The New ‘Natural’ Filler That Uses Your Own Blood to Plump Up Your Skin

Starting in our 30s, we lose volume in our face—under our eyes, in our cheeks and around our mouths. Later on, in our 40s and 50s, our skin and muscles start to stretch from loss of collagen and elastin. To stimulate collagen production, tighten loose skin and add volume back to the face there are a myriad of surgery-free options to choose from, including dermal fillers, thread lifts, lasers and platelet-rich plasma (PRP) therapy. Similar to PRP, platelet-rich fibrin (PRF) is a new, all-natural solution that can treat common areas that show the first signs of aging, like under-eye hollows and deflated cheeks.

While the use of PRP and PRF is growing in popularity as a viable option for cosmetic treatment, it has not yet been approved by the FDA. “Hopefully these treatments do what they’re purported to do, but at this time there is no published scientific data that back up those claims,” says La Jolla, CA plastic surgeon Robert Singer, MD. However, as the demand grows for more organic rejuvenation treatments, more and more patients are turning to therapies that harness the growth factors in our blood for cosmetic enhancement.

You May Also Like: The Next Generation of PRP You Should Know About

We talked to Los Angeles facial plastic surgeon Kian Karimi, MD, who showed off the results of a PRF treatment on an episode of The Doctors to understand more about the treatment that is being referred to as a “natural” filler.
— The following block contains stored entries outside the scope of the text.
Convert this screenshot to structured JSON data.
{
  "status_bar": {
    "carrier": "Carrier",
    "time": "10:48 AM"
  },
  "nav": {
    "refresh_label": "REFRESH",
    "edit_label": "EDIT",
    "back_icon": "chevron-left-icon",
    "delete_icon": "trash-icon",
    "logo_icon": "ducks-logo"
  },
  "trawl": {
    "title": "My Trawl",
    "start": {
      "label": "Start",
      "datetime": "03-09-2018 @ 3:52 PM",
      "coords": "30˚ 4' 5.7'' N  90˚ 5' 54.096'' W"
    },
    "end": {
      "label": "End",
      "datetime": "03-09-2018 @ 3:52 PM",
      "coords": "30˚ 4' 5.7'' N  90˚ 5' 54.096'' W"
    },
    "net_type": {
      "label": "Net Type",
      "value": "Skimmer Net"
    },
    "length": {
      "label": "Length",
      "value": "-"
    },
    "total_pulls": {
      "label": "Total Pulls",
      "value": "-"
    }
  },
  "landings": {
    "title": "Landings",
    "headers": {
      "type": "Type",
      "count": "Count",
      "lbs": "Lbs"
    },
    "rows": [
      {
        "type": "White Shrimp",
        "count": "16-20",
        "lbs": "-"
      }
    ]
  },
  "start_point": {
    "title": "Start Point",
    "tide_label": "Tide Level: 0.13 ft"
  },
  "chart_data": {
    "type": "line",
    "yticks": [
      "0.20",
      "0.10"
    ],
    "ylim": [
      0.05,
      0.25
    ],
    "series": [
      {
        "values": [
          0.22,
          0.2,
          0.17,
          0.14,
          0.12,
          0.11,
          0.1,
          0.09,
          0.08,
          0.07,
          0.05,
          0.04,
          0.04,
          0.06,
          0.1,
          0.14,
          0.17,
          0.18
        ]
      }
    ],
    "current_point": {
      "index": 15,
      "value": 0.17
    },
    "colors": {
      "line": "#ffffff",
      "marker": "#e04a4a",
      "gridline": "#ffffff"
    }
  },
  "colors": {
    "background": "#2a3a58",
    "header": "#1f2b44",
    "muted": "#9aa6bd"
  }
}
NewBeauty: What is a Platelet-rich fibrin (PRF)?
Dr. Karimi: Platelet therapy is quickly becoming an integral aspect of cosmetic treatments. Most notably, platelet-rich plasma (PRP) has been used topically or as an injection to stimulate collagen production and enhance the efficacy of procedures such as fat transfer, hair loss, lasers and microneedling. Harvested PRP has platelets, fibrin and white blood cells, which contribute to wound healing, collagen production and improved elasticity. PRF is the next generation of PRP and contains very high concentrations white blood cells, fibrin and a small amount of stem cells found circulating in our bloodstreams. PRF becomes a gel after 15 to 20 minutes of being isolated and immediately upon being injected into the face or body. This allows it to be used for cosmetic volume restoration in addition to topical indications.

NewBeauty: What does the procedure entail?
Dr. Karimi: PRF is harvested from our very own blood. Prior to the treatment, one vial of blood is drawn to fill a 13 ml tube, which is a little less than a tablespoon. Next, the blood is placed inside a specialized centrifuge designed to separate PRF from other blood components. After spinning, the PRF is harvested from the top of the vial into a syringe. Once the PRF is ready, there is a delicate window of approximately 15 minutes before the PRF forms into a gel-like consistency. In my clinic, PRF has been most commonly used in concert with hyaluronic acid dermal fillers to enhance facial volume and improve the quality of the surrounding skin. I have had excellent success using a combination of PRF and Restylane-L to rejuvenate under-eye hollows.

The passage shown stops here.